Unlike the versions of BSD dump that run on Solaris, BSD OS, or Linux, the Network Appliance dump is part of the system's kernel. Since the architecture of the system does not allow for a user-level, the system was designed with dump as an integral part of the microkernel. The primary benefit to this approach is performance. For example, other dump utilities cross the user-kernel boundary to read data from files, and then to write the data to the tapefile. Network Appliance has implemented a no-copy solution, in which data read from the file system is passed directly to the tape driver. Unix versions of dump are negatively affected by the file system's read-ahead policy. Network Appliance's dump generates its own read-ahead policy. Similar fast paths have been set up for restoring data. The Network Appliance version of restore enjoys significant performance improvements that are only possible because it is integrated into the kernel and runs as root. Most notable among these is that while the standard restore accesses files and directories by name, which requires it to be able to construct pathnames that the file system can parse, the Network Appliance version directly creates the file handle from the inode number which is stored in the dump stream. In addition, since it runs as root, it can set the permissions on directories correctly when they are created and does not need the final pass through the directories to set permissions that user-level restore programs need.

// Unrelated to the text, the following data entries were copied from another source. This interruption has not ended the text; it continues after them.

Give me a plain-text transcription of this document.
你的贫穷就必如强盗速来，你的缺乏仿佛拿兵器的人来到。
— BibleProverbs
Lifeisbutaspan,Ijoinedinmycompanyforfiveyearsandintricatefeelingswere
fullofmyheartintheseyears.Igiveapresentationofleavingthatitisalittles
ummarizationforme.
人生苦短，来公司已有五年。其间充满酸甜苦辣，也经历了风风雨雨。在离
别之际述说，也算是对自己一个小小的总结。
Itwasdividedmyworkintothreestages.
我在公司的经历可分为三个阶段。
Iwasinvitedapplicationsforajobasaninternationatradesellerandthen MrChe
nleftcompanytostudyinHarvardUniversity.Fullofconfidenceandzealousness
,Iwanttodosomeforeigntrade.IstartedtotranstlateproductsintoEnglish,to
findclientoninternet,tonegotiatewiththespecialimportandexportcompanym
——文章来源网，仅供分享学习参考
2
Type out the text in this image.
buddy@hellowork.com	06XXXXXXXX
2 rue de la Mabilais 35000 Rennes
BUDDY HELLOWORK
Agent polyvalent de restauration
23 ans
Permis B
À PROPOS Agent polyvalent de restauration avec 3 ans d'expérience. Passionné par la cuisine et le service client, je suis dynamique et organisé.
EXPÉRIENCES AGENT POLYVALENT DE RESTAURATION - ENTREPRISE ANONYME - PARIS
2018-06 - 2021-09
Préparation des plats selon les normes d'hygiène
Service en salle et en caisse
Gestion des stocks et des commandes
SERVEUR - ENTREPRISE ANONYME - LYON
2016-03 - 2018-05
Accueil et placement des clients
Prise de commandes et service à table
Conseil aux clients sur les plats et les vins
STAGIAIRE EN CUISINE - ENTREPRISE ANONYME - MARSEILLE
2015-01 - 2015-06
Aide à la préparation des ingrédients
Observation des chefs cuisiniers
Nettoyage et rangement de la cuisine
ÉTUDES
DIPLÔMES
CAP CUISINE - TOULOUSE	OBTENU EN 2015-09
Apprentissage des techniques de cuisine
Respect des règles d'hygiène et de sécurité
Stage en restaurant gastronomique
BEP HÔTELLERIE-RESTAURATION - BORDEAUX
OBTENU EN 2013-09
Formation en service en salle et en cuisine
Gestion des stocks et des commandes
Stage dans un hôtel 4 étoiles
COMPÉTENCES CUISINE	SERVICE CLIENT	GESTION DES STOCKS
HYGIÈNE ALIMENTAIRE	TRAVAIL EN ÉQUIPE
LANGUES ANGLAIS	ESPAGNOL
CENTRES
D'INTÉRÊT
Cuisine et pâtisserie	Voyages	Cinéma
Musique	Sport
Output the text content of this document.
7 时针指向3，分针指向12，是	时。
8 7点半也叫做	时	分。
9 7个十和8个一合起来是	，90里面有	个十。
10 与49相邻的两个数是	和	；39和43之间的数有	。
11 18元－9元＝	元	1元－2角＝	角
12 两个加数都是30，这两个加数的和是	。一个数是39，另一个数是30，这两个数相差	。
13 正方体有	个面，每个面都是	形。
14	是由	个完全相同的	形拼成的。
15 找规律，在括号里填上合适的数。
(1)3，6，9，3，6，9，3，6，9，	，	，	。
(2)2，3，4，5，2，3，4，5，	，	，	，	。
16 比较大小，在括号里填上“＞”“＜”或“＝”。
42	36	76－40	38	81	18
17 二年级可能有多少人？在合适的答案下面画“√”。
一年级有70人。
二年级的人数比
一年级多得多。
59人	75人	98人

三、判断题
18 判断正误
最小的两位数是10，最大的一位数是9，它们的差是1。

Functionally, Network Appliance's dump and restore also add benefit to the standard program. By using snapshots, dump can present a completely consistent view of the file system. This not only helps users, but it obviates many consistency checks used by BSD restore on other systems. This enhances performance and simplifies restores. As discussed before, companies tend to extend the format in ways to back up attributes not included in the basic model. For Network Appliance, these attributes include DOS names, DOS bits, DOS file times, and NT ACLs created on our multi-protocol file system. None of these extensions break the standard format.
Still, there are some difficulties that arise due to being integrated in the kernel. First, since there is no "user level" only a person with root access to the filer can run restore. This is a disadvantage compared to the standard dump, restore, and tar utilities on Unix. The filer also does not support the interactive restore option due to limitations that arise from integrating restore into the kernel. On the whole, however, the benefits make the Network Appliance dump and restore a more popular option with users than mounting the file system onto a Unix machine, and using a Unix version of dump and restore.